The negativity isn’t yours.

It can impact every aspect of your life including self confidence and self esteem, relationships and our accomplishments at work.

It usually comes from early life experiences that are internalised and taken in as ways we think about ourselves. Often from parents, primary carers, teachers and also from interactions with peers and siblings.

Meet your inner critic

The Perfectionist Gets you to do things perfectly with its high standards and prevents you from creating anything for fear it won’t be good enough.

Inner Controller It controls your behaviour in case it may be dangerous, it wants to keep you safe.

Taskmaster It gets you to work hard, to become a workaholic and avoid being mediocre.

Underminer It undermines your self confidence and esteem so you won’t tke risks so you won’t try and might fail, or so you won’t get too big and visible. It makes you feel worthless.

Destroyer It shames you by attacking your fundamental self worth.

Guilt Tripper It attacks you for something you have or have not done.
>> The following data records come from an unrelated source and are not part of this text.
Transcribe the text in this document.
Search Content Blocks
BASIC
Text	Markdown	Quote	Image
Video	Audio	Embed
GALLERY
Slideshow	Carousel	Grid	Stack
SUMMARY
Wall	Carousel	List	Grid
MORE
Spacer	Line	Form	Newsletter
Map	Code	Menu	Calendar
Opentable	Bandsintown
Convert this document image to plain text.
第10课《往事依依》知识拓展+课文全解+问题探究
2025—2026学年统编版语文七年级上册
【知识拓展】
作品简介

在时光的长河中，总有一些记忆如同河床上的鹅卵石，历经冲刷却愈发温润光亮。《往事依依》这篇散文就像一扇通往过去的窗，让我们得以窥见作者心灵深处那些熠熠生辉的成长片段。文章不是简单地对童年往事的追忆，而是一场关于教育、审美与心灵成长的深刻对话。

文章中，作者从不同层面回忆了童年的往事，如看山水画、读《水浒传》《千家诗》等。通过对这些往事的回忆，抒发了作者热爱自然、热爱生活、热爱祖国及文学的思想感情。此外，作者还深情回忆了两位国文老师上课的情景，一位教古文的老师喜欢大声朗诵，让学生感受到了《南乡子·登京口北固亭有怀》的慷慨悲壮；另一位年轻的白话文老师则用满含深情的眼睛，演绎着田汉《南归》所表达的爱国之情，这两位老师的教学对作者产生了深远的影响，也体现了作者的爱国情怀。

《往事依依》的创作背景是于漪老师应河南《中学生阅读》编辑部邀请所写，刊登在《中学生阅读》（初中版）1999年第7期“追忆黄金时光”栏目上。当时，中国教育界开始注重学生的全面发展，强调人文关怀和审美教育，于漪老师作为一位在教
It makes you feel guilty and never forgives you.

Moulder It gets you to fit a certain mould, It makes you feel inadequate.

So what can you do about it?

Begin to control your thoughts, okay not all 60,000 of them per day but learn to stop your thoughts when you are aware of the inner critic. Stop the thoughts right when you notice them.

Then identify your negative thoughts. Attempt to class them into one (or more) of the inner critic types above.

Become aware of the diaolgue and write it down, or talk about it to someone who would understand what you are aiming to clear out. By externalising it you are not giving it the energy it needs to get any stronger.

Find the lie. Here are some examples;

‘You’re not good enough’, is it true? Do you have hard evidence that you are not good enough? Or are you stuck in a repeat story cycle that you have always told yourself this?

‘You don’t know what you’re doing’. Again, is it true? Take a look backwards right now, where you are, if you told yourself ‘you don’t know what you are doing’, would that have got you to here?

By recognising the truth, you will notice that it is just a story that you have been telling yourself. What feels lighter? The truth or the story the inner critic tells you? Take a moment to become aware of it.

Now my friend, you can make the inner critic work for you, because it will make you become so much more aware of your internal being. Harnessing that inner knowledge will quieten down the negativity, because you want to succeed and feel great and be the best version of you. What else is possible?!